UK voluntary organization

Shelf is a voluntary organisation created with the aim of bringing new levels of sexual health awareness to young people of the United Kingdom. It is unique in that it was founded by four Year 10 students of Peterborough in April 2007 and is still currently owned and operated by them. It was founded with support from members of Peterborough City Council and the Peterborough NHS Primary Care Trust. Shelf runs via a website and distributed brochures containing information on sexual health and links to local support organisations.

== History ==
Shelf was originally created as a business idea to be entered into "The Big Deal", a national business and enterprise challenge run by the National Academy for Gifted and Talented Youth (NAGTY). The competition ran over 10 weeks, and required groups of students (aided by a mentor) to produce a business idea by completing weekly tasks. Over 30 groups entered the competition and then presented their ideas to a panel of judges, in the style of the BBC's Dragons' Den, at an event held at Aston Business School in July 2007. The four best groups then presented their ideas again to all competitors and judges. "Team Joey"–named after the character in the US TV sitcom Friends–presented Shelf and won the competition.

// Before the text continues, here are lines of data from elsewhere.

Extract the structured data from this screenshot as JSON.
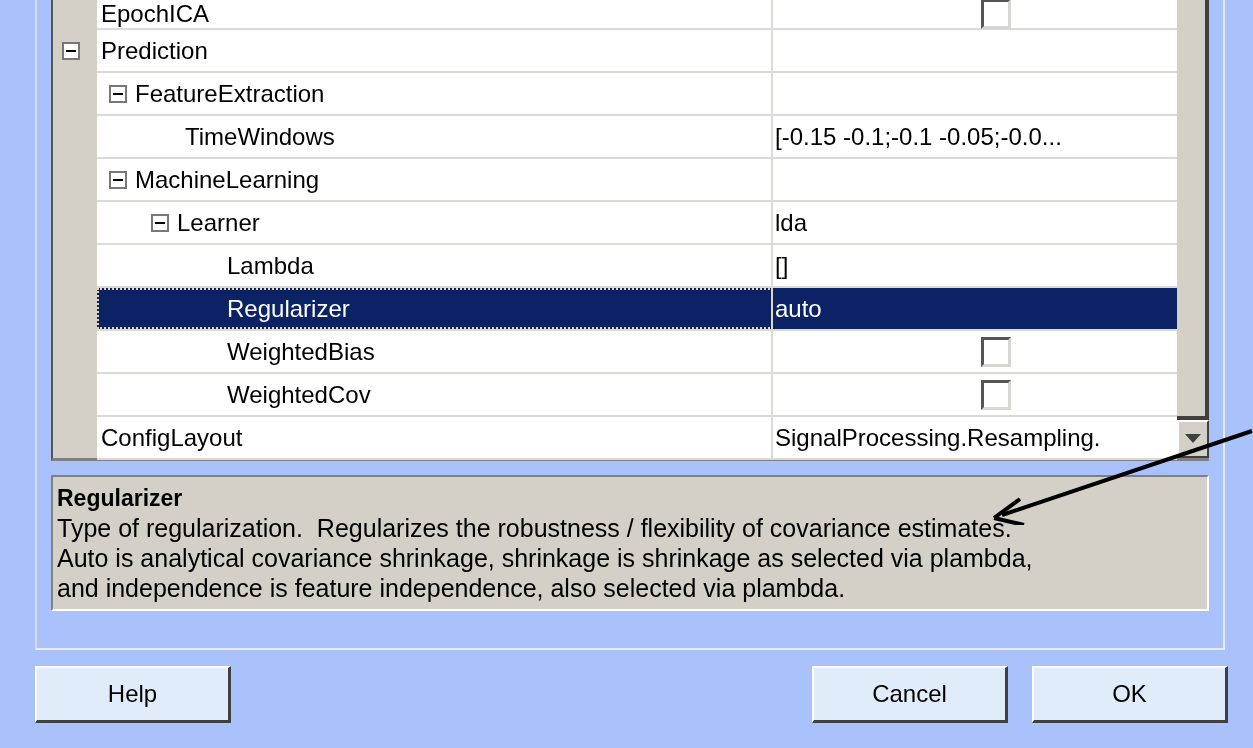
{
  "properties": [
    {
      "name": "EpochICA",
      "kind": "checkbox",
      "checked": false
    },
    {
      "name": "Prediction",
      "kind": "group",
      "expanded": true,
      "children": [
        {
          "name": "FeatureExtraction",
          "kind": "group",
          "expanded": true,
          "children": [
            {
              "name": "TimeWindows",
              "kind": "text",
              "value": "[-0.15 -0.1;-0.1 -0.05;-0.0...",
              "selected": false
            }
          ]
        },
        {
          "name": "MachineLearning",
          "kind": "group",
          "expanded": true,
          "children": [
            {
              "name": "Learner",
              "kind": "group",
              "expanded": true,
              "value": "lda",
              "children": [
                {
                  "name": "Lambda",
                  "kind": "text",
                  "value": "[]",
                  "selected": false
                },
                {
                  "name": "Regularizer",
                  "kind": "text",
                  "value": "auto",
                  "selected": true
                },
                {
                  "name": "WeightedBias",
                  "kind": "checkbox",
                  "checked": false
                },
                {
                  "name": "WeightedCov",
                  "kind": "checkbox",
                  "checked": false
                }
              ]
            }
          ]
        }
      ]
    },
    {
      "name": "ConfigLayout",
      "kind": "text",
      "value": "SignalProcessing.Resampling.",
      "selected": false
    }
  ],
  "description": {
    "title": "Regularizer",
    "text": "Type of regularization.  Regularizes the robustness / flexibility of covariance estimates. Auto is analytical covariance shrinkage, shrinkage is shrinkage as selected via plambda, and independence is feature independence, also selected via plambda."
  },
  "buttons": [
    {
      "label": "Help",
      "kind": "help"
    },
    {
      "label": "Cancel",
      "kind": "cancel"
    },
    {
      "label": "OK",
      "kind": "ok"
    }
  ]
}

The prize was a fully funded five-star trip to New York City which took place in October 2007. As well as sightseeing, the students (accompanied by two teachers and a member of staff from the University of Warwick, England) visited the Goldman Sachs offices, where they presented their ideas once more. Staff were "said to have been extremely impressed".

An additional prize of the funding necessary to start up the enterprise was personally offered by Glenn Earle (chief managing director of Goldman Sachs Investment Bank Europe).

== Service launch ==

Shelf website

In December 2008, Shelf established links with members of the Peterborough NHS Primary Care Trust (CaSH), Peterborough City Council and DrinkSense to discuss how best the services could be implemented and run alongside what was already in place in Peterborough.

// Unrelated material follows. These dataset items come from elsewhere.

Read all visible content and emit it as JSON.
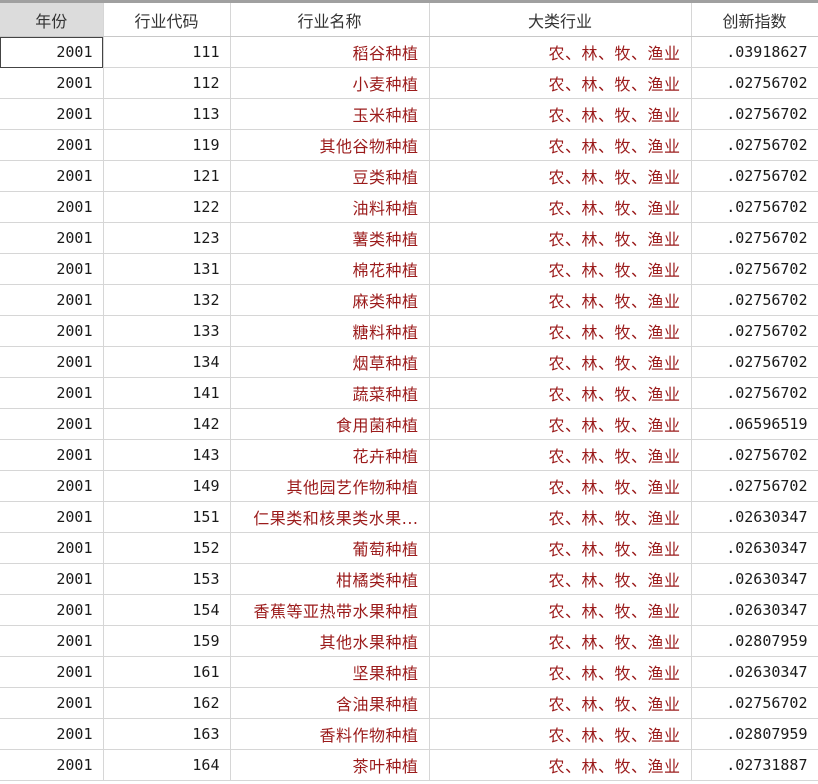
{
  "columns": [
    "年份",
    "行业代码",
    "行业名称",
    "大类行业",
    "创新指数"
  ],
  "rows": [
    [
      "2001",
      "111",
      "稻谷种植",
      "农、林、牧、渔业",
      ".03918627"
    ],
    [
      "2001",
      "112",
      "小麦种植",
      "农、林、牧、渔业",
      ".02756702"
    ],
    [
      "2001",
      "113",
      "玉米种植",
      "农、林、牧、渔业",
      ".02756702"
    ],
    [
      "2001",
      "119",
      "其他谷物种植",
      "农、林、牧、渔业",
      ".02756702"
    ],
    [
      "2001",
      "121",
      "豆类种植",
      "农、林、牧、渔业",
      ".02756702"
    ],
    [
      "2001",
      "122",
      "油料种植",
      "农、林、牧、渔业",
      ".02756702"
    ],
    [
      "2001",
      "123",
      "薯类种植",
      "农、林、牧、渔业",
      ".02756702"
    ],
    [
      "2001",
      "131",
      "棉花种植",
      "农、林、牧、渔业",
      ".02756702"
    ],
    [
      "2001",
      "132",
      "麻类种植",
      "农、林、牧、渔业",
      ".02756702"
    ],
    [
      "2001",
      "133",
      "糖料种植",
      "农、林、牧、渔业",
      ".02756702"
    ],
    [
      "2001",
      "134",
      "烟草种植",
      "农、林、牧、渔业",
      ".02756702"
    ],
    [
      "2001",
      "141",
      "蔬菜种植",
      "农、林、牧、渔业",
      ".02756702"
    ],
    [
      "2001",
      "142",
      "食用菌种植",
      "农、林、牧、渔业",
      ".06596519"
    ],
    [
      "2001",
      "143",
      "花卉种植",
      "农、林、牧、渔业",
      ".02756702"
    ],
    [
      "2001",
      "149",
      "其他园艺作物种植",
      "农、林、牧、渔业",
      ".02756702"
    ],
    [
      "2001",
      "151",
      "仁果类和核果类水果...",
      "农、林、牧、渔业",
      ".02630347"
    ],
    [
      "2001",
      "152",
      "葡萄种植",
      "农、林、牧、渔业",
      ".02630347"
    ],
    [
      "2001",
      "153",
      "柑橘类种植",
      "农、林、牧、渔业",
      ".02630347"
    ],
    [
      "2001",
      "154",
      "香蕉等亚热带水果种植",
      "农、林、牧、渔业",
      ".02630347"
    ],
    [
      "2001",
      "159",
      "其他水果种植",
      "农、林、牧、渔业",
      ".02807959"
    ],
    [
      "2001",
      "161",
      "坚果种植",
      "农、林、牧、渔业",
      ".02630347"
    ],
    [
      "2001",
      "162",
      "含油果种植",
      "农、林、牧、渔业",
      ".02756702"
    ],
    [
      "2001",
      "163",
      "香料作物种植",
      "农、林、牧、渔业",
      ".02807959"
    ],
    [
      "2001",
      "164",
      "茶叶种植",
      "农、林、牧、渔业",
      ".02731887"
    ]
  ]
}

In January 2008, a full trial of the website was run for Year 11 students (aged 15–16) in Jack Hunt School, from which feedback was ascertained, aiding the development of the website.

Following further funding from The Youth Bank of Peterborough City Council, the website was officially launched on 19 March 2008. A publicised media event was held inviting representatives from across the UK. Local BBC News and magazine coverage later followed.

== Redesign ==

An updated, newly designed multi-platform version of Shelf (2.0) went live on 18 July 2009 after three months of development and contribution by and from students.

Search facilities, local service links and embedded content were added to leave room for future development and expansion.